- Born: Andre Robin Klassnik 28 January 1947 (age 79) Johannesburg, Union of South Africa
- Citizenship: British (from 1963)
- Education: Hornsey College of Art, 1965; Leicester College of Art, 1968;
- Occupations: Artist; gallerist; educator;
- Organisation: Matt's Gallery
- Spouse: Kathryn Halton ​(m. 1979)​
- Awards: OBE, 2014

= Robin Klassnik =

Andre Robin Klassnik (born 28 January 1947) is a South African-born British artist, gallerist and educator, known for founding Matt's Gallery.

==Early life and education==
Klassnik was born Andre Robin Klassnik on 28 January 1947 in Johannesburg, Union of South Africa (present-day South Africa) to an exiled Lithuanian-Jewish family. Settling in London in 1960, Klassnik later studied at the Hornsey College of Art from 1963 to 1965. During 1965 to 1968, Klassnik studied at Leicester College of Art.

==Career==

Following graduation Klassnik returned to London where he took up a Space studio at St Katharine Docks. During this time, Klassnik’s practice moved from painting to sculpture, 8mm film and photography. Klassnik’s work has been exhibited nationally and internationally at venues including the ICA, Whitechapel Art Gallery, and the Paris Biennale.
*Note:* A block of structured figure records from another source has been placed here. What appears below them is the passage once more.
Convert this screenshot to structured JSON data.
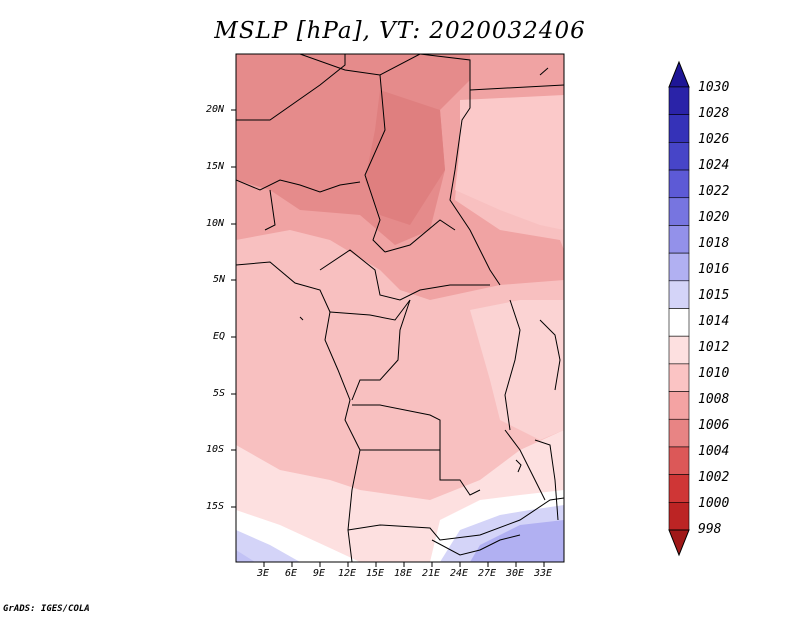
{
  "title": "MSLP [hPa], VT: 2020032406",
  "lat_labels": [
    "20N",
    "15N",
    "10N",
    "5N",
    "EQ",
    "5S",
    "10S",
    "15S"
  ],
  "lon_labels": [
    "3E",
    "6E",
    "9E",
    "12E",
    "15E",
    "18E",
    "21E",
    "24E",
    "27E",
    "30E",
    "33E"
  ],
  "colorbar": {
    "labels": [
      "1030",
      "1028",
      "1026",
      "1024",
      "1022",
      "1020",
      "1018",
      "1016",
      "1015",
      "1014",
      "1012",
      "1010",
      "1008",
      "1006",
      "1004",
      "1002",
      "1000",
      "998"
    ],
    "colors": [
      "#1e1696",
      "#2a23a8",
      "#3532b8",
      "#4745c8",
      "#5d5ad6",
      "#7775e0",
      "#9391ea",
      "#b1b0f2",
      "#d4d4f8",
      "#ffffff",
      "#fde0e0",
      "#fbc4c4",
      "#f4a3a3",
      "#e88484",
      "#dc5858",
      "#cf3636",
      "#bc2424",
      "#a01818"
    ]
  },
  "credit": "GrADS: IGES/COLA"
}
Notable projects of Klassnik’s include his collaboration Five Pheromones: The Incomplete Documentation with Forensic Psychiatrist Dr. Tom Clark.

In 1971, Klassnik moved studios to Martello Street, London Fields, where he opened Matt's Gallery, in 1979. Now located at Webster Road, Matt's Gallery has been described as ‘the most heroic art space in London’ and 'a little utopia'. The gallery represents twenty five artists, including Susan Hiller; Imogen Stidworthy, Nathaniel Mellors, Willie Doherty and Mike Nelson.

===Teaching===
Klassnik has taught at a variety of institutions throughout his career including at the London College of Printing; Goldsmiths; Camberwell College of Arts; Chelsea College of Arts; the Royal College of Art; Slade School of Fine Art; University of Brighton; Northumbria University; University of Reading; Newcastle University; Ruskin School of Drawing and Fine Art; Valands Konsthogskola, Sweden; and Statens Kunstakademi, Oslo. He was also a visiting professor at Central Saint Martins School of Art and Head of Complementary Studies at Byam Shaw School of Art.

==Awards==
In 1986, Klassnik was commended by the Turner Prize for his contributions to contemporary art. In 1994, Klassnik was shortlisted for the Prudential/Arts Council Award for an individual contribution to innovation and creativity in the arts. In 2014, Klassnik was awarded an OBE for services to the visual arts.

==Personal life==
Klassnik obtained British citizen in 1963. In 1979, Klassnik married Kathryn Halton.